If bankruptcies continue in December at the pace of the first 11 months, the 2010 rate of filings would top last year by 10 percent. The Middle District covers 35 of the state’s 67 counties.

The district includes the 16-county Jacksonville Division. That division had 10,643 filings during January-November, up 3 percent from last year.

The annual rate is higher than last year’s 12-month total but below 2005.

The Middle District includes the major metropolitan areas of Jacksonville, Orlando, Tampa, Fort Myers, Ocala and Daytona.

In the Middle District, Chapter 7 liquidations rose 10.5 percent year-over-year and Chapter 11 reorganization filings were up 16 percent. Chapter 13 wage-earner plans were up 5.3 percent.

The rise in filings by individuals shows in the numbers.

District Chapter 7 filings, which include many individuals, are at a pace just slightly below the 2005 rate, while Chapter 13 filings are far ahead.

Also, Chapter 11 filings, typically considered corporate filings, are already three times the number filed in 2005. Judge Paul Glenn, the chief bankruptcy judge for the Middle District, said recently that 31 percent of Chapter 11 filings now are by individuals, compared with 13 percent in 2005.

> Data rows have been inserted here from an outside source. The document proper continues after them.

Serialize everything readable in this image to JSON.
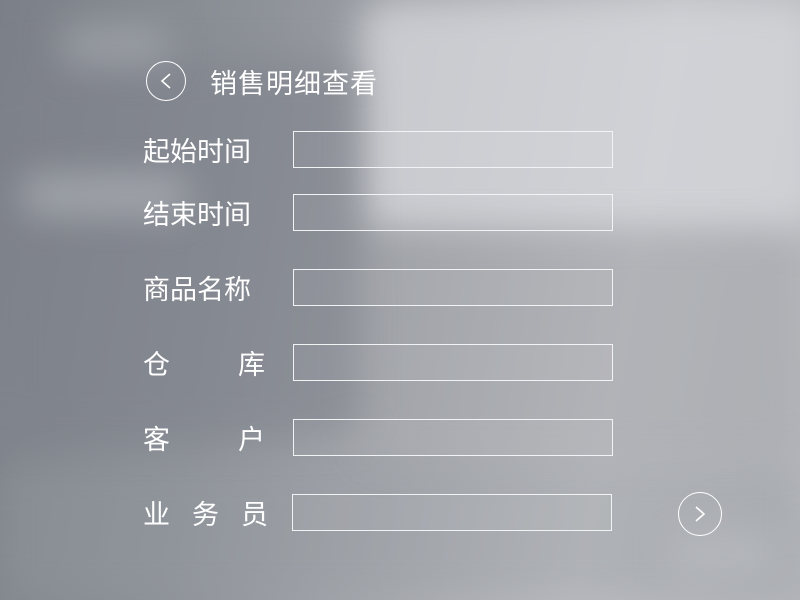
{
  "header": {
    "title": "销售明细查看",
    "back_icon": "chevron-left-icon"
  },
  "form": {
    "rows": [
      {
        "label_chars": [
          "起始时间"
        ],
        "value": "",
        "placeholder": ""
      },
      {
        "label_chars": [
          "结束时间"
        ],
        "value": "",
        "placeholder": ""
      },
      {
        "label_chars": [
          "商品名称"
        ],
        "value": "",
        "placeholder": ""
      },
      {
        "label_chars": [
          "仓",
          "库"
        ],
        "value": "",
        "placeholder": ""
      },
      {
        "label_chars": [
          "客",
          "户"
        ],
        "value": "",
        "placeholder": ""
      },
      {
        "label_chars": [
          "业",
          "务",
          "员"
        ],
        "value": "",
        "placeholder": ""
      }
    ]
  },
  "footer": {
    "next_icon": "chevron-right-icon"
  },
  "colors": {
    "text": "#ffffff",
    "field_border": "#f2f3f5"
  }
}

Bankruptcy attorneys have been saying that their clients face problems that include unemployment, foreclosures and real-estate investment losses as the economy emerges, but hasn’t strongly recovered, from the recession.

The national recession began in December 2007 and was declared over as of June 2009. University of Central Florida economist Sean Snaith said the recovery began later in Florida, during the first quarter of 2010.

“My firm is filing more bankruptcies this year than last. More seniors and high earners are filing bankruptcy,” said bankruptcy lawyer Edward P. Jackson, a director of the bankruptcy bar association.

“I guess the economy has a long way to go before it recovers,” he said.

Bankruptcy lawyer Jason Burgess, secretary of the bankruptcy bar association, notes that December is typically a slow month for most bankruptcy attorneys.

“Chapter 7 and 13 cases are normally slow because families are concerned with Christmas, family and travels. Chapter 11s are always slower because businesses start to see a little more money coming through their doors for the holidays and think that they may not need bankruptcy protection if they can just make enough this time of year,” said Burgess.

“Unfortunately, we normally see another upswing in mid to late January when people begin to realize how much they spent for the holidays and when businesses see that the relief was temporary,” he said.